Thursday, August 10, 2006

I didn't mean to call you that.

It was my fault for turning on Adult Contemporary radio yesterday, I suppose. Because now, I've had "My Own Worst Enemy" in my head for the past two days.

That song inevitably takes me back to the memory of actually buying the Lit album (David's reasoning was that it was a new release on sale for seven bucks, dude!), and only really playing that song, because that was the song everyone liked then.


These fellows looked much like the dudes that the Ladies of Beaver West would hang out with in college. Except that dude on the left; he looks more like the T.G.I. Friday's manager that would always give your friend working there the hairy eyeball anytime he came by your table. Well, I guess in that case, that dude might look like one of the dudes we'd hang out with. Creepy.

Then the video for "Miserable" came out. You know, the one where the band is Lilliputian (sp?) in stature, and they're performing on a giant Pamela Anderson stage, only to be eaten by her at the end of the video?

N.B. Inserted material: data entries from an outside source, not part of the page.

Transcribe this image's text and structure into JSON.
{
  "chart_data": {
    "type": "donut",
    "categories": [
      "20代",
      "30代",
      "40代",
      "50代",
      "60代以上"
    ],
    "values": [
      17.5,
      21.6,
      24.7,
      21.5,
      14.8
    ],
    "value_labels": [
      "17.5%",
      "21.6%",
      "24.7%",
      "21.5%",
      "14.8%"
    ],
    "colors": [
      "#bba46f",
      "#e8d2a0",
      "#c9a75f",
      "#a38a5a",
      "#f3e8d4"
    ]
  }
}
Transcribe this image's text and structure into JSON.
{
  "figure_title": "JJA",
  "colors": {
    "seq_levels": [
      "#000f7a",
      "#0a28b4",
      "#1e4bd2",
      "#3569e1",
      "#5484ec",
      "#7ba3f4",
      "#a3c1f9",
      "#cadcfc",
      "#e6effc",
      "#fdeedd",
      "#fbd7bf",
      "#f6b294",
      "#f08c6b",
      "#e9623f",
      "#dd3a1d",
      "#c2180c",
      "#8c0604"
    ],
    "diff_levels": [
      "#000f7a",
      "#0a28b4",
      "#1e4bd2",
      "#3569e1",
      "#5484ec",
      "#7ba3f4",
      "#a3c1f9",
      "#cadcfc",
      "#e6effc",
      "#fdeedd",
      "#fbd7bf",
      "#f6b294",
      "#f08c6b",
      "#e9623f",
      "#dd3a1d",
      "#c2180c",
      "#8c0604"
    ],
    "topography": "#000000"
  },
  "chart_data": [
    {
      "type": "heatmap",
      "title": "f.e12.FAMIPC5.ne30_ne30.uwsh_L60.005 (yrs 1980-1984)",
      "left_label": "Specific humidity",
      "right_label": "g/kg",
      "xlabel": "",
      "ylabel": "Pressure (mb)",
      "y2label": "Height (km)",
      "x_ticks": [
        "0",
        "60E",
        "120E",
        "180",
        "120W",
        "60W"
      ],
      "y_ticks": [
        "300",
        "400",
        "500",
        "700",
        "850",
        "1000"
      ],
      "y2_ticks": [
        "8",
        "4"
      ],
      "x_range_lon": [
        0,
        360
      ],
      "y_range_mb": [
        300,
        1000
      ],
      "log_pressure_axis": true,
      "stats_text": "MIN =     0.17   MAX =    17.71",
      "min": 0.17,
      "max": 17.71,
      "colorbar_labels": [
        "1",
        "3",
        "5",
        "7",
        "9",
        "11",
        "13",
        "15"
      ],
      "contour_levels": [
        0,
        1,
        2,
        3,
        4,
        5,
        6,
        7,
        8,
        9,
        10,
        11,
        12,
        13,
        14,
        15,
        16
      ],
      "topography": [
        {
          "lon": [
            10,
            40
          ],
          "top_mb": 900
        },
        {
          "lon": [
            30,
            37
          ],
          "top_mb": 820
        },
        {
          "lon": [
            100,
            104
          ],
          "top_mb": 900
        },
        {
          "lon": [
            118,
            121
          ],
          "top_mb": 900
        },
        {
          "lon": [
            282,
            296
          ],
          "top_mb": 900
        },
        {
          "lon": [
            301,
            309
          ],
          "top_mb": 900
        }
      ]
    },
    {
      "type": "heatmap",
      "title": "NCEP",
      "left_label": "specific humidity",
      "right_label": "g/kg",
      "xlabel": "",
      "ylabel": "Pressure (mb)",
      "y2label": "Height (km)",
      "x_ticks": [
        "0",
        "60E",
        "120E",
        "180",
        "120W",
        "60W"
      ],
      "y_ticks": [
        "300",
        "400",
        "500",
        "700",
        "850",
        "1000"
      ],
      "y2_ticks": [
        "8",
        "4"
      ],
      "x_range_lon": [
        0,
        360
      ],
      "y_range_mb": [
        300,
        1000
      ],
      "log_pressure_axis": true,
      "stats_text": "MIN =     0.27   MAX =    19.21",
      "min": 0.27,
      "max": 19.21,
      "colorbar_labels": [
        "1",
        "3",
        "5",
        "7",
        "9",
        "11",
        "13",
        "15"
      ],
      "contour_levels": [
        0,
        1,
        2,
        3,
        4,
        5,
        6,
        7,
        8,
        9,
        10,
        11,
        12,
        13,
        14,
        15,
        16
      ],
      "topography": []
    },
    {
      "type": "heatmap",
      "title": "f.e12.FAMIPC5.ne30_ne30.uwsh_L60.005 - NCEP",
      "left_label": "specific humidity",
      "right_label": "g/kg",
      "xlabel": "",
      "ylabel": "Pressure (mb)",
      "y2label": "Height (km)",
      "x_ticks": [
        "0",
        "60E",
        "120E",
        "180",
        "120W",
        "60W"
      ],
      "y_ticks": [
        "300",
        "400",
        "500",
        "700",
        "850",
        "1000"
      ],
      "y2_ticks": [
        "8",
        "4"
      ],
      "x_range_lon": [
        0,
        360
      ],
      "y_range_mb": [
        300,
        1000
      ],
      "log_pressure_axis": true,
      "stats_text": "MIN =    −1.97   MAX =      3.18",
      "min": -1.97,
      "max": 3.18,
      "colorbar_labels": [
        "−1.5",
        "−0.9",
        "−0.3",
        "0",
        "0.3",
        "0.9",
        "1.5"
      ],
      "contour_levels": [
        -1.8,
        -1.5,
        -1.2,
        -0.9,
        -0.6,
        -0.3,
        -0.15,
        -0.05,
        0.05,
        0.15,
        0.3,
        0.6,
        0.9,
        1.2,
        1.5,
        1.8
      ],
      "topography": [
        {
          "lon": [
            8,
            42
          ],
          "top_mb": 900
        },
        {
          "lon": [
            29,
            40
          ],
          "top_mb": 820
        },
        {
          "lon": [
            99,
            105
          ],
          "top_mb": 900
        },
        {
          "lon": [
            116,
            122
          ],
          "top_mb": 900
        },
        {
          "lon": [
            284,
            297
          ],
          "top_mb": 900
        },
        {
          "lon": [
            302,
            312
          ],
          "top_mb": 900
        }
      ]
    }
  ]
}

Yeah, considering my general non-feeling towards Ms. Anderson (really neither here nor there, although I am probably less positively inclined), and their clever wordplay with the word "come," I started not to like the album as a whole that much anymore.

Fast forward to the episode of 90210 where Donna and Kelly round up the gang to help them with their fashion show. Everyone was sewing shit together and modeling!

As "Ziplock" played, the kids/thirtysomethings from Beverly Hills modeled their asses off. Everyone took part, even Stoned Noah, who managed to not piss himself. (Don't make me post yet another picture of Vincent Young here. Just use your imagination.)

Then came Matt Durning, attorney-at-law, strutting down the catMattwalk as the music played overhead. In fact, I believe he may have been using a sweater as neckwear. Regardless, when he got to the end of the walk, he dropped down into a squat and paused. I can't remember whether he did the click and point to the audience, because all I could think of at that point was how much I didn't enjoy Lit anymore.


Is he seriously doing that? I mean, with the shirt and everything? 'Cause he kinda looks like a poofter.

Oh, if I had another chance, and put it in a Ziploc bag, I'd have screen-captured that very moment.